His research found that every other state in the region allowed citizens to remain with their property. Once Utah law enforcement spoke in opposition, he said, it didn't matter. His was the only vote for the bill in committee.
When the issue of Medicaid expansion was raised in the Senate Republican Caucus, Madsen said he was one of a few who voiced opposition to expanding a "government entitlement program" that he said is "going bankrupt."
The current direction of the Republican Party sometimes "makes me want to cry," he said, "because I've invested a lot in that party."
Libertarian National Committee Chairman Nicholas Sarwark said Madsen's move is part of an "accelerating movement" that includes state legislators in Nevada and Nebraska and is the result of a widening rift in the GOP establishment.
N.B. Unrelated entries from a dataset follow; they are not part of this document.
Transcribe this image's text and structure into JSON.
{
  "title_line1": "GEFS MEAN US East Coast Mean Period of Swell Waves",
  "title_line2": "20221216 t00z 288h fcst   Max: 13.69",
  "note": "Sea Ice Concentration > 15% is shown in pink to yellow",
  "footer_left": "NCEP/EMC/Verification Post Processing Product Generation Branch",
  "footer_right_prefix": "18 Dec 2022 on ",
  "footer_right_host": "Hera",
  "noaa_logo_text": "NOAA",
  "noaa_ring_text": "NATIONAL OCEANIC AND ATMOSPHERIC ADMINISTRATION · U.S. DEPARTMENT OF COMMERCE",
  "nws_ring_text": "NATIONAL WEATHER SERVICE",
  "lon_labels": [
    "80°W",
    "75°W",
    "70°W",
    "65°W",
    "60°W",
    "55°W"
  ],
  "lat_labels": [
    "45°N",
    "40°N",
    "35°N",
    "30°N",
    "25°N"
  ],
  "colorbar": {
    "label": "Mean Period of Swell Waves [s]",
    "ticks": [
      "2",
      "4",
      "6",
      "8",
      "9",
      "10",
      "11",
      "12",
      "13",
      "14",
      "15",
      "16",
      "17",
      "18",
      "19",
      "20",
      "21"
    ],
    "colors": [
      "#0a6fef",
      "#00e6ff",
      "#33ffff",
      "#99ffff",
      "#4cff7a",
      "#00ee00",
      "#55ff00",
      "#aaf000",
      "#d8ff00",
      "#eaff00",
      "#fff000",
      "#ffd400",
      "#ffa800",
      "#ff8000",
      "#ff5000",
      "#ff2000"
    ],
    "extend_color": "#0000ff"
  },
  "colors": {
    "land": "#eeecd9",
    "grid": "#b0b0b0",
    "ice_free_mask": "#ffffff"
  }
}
"After the disaster that we saw in Cleveland, in which a party that was once storied has nominated a reality show star for president, where the convention chairman's cutting off the microphone of a sitting U.S. senator, it's broken," Sarwark said. "It's fundamentally broken and it's dying."
Earlier this year, Madsen hosted Libertarian presidential candidate Gary Johnson during a visit to the Utah Legislature, and the senator introduced Johnson to the Republican and Democratic caucuses. In April, Madsen gave the keynote at the state Libertarian Party convention. Then, in May, he flew to Orlando, Fla., to speak at the party's national convention.
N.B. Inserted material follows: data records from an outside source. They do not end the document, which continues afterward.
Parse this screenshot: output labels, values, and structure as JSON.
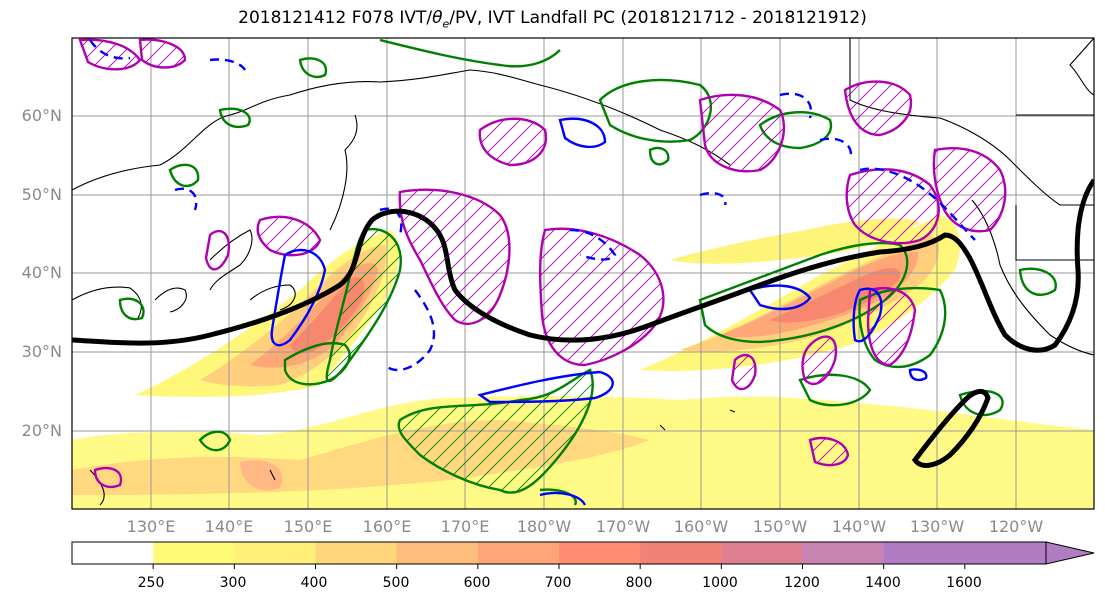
{
  "title": "2018121412 F078 IVT/θe/PV, IVT Landfall PC (2018121712 - 2018121912)",
  "title_parts": {
    "prefix": "2018121412 F078 IVT/",
    "theta": "θ",
    "sub_e": "e",
    "suffix": "/PV, IVT Landfall PC (2018121712 - 2018121912)"
  },
  "map": {
    "lat_labels": [
      "60°N",
      "50°N",
      "40°N",
      "30°N",
      "20°N"
    ],
    "lon_labels": [
      "130°E",
      "140°E",
      "150°E",
      "160°E",
      "170°E",
      "180°W",
      "170°W",
      "160°W",
      "150°W",
      "140°W",
      "130°W",
      "120°W"
    ],
    "extent": {
      "lon_min": 120,
      "lon_max": 250,
      "lat_min": 10,
      "lat_max": 70
    },
    "grid": true,
    "projection": "PlateCarree (lon 120E to 110W)",
    "contour_colors": {
      "theta_e": "#000000",
      "pv_positive": "#0000ff",
      "pv_negative": "#0000ff",
      "landfall_pc_positive": "#b000b0",
      "landfall_pc_negative": "#008000",
      "coastline": "#000000"
    }
  },
  "colorbar": {
    "levels": [
      "250",
      "300",
      "400",
      "500",
      "600",
      "700",
      "800",
      "1000",
      "1200",
      "1400",
      "1600"
    ],
    "colors": [
      "#ffffff",
      "#fffb77",
      "#fff07a",
      "#ffd67c",
      "#ffbd7c",
      "#ffa578",
      "#ff8c73",
      "#f28276",
      "#df7f90",
      "#c784b2",
      "#b07dc5"
    ],
    "extend": "max"
  }
}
He said he's been in touch with national party officials since that visit. After Trump "sailed through" the convention, he said, he called and told them he was game for a change.
While he still has friends in both major parties, Madsen said, "in the Libertarian Party, I find a lot of people with whom I disagree on any given issue, but the one thing we agree on is it's not the government's business, and that's a great place to be."
Madsen's wife, Erin, said she hasn't changed her party allegiance, but she will vote for Libertarian Gary Johnson, a former Republican governor of New Mexico. For her, the convention truly was a turning point, she said.
"That was my tribe," she said. "That was my people. ... I believed deeply in what I thought the Republican Party believed. But after having gone to the convention in Cleveland, I don't think that's my tribe anymore. They don't believe what I believe. And you're going to think this is crazy but it's like a death in the family for me. It breaks my heart."
Madsen, of Saratoga Springs, said he still plans to move to South America, as he announced earlier this year, and that he has been back and forth to the continent on business. He expects his family to move "by this time next year."
He credited his hectic schedule for the timing of his announcement, though Erin Madsen said it was fitting that her husband a direct descendant of original Mormon settler Ezra T. Benson would become Utah's only Libertarian senator on Pioneer Day.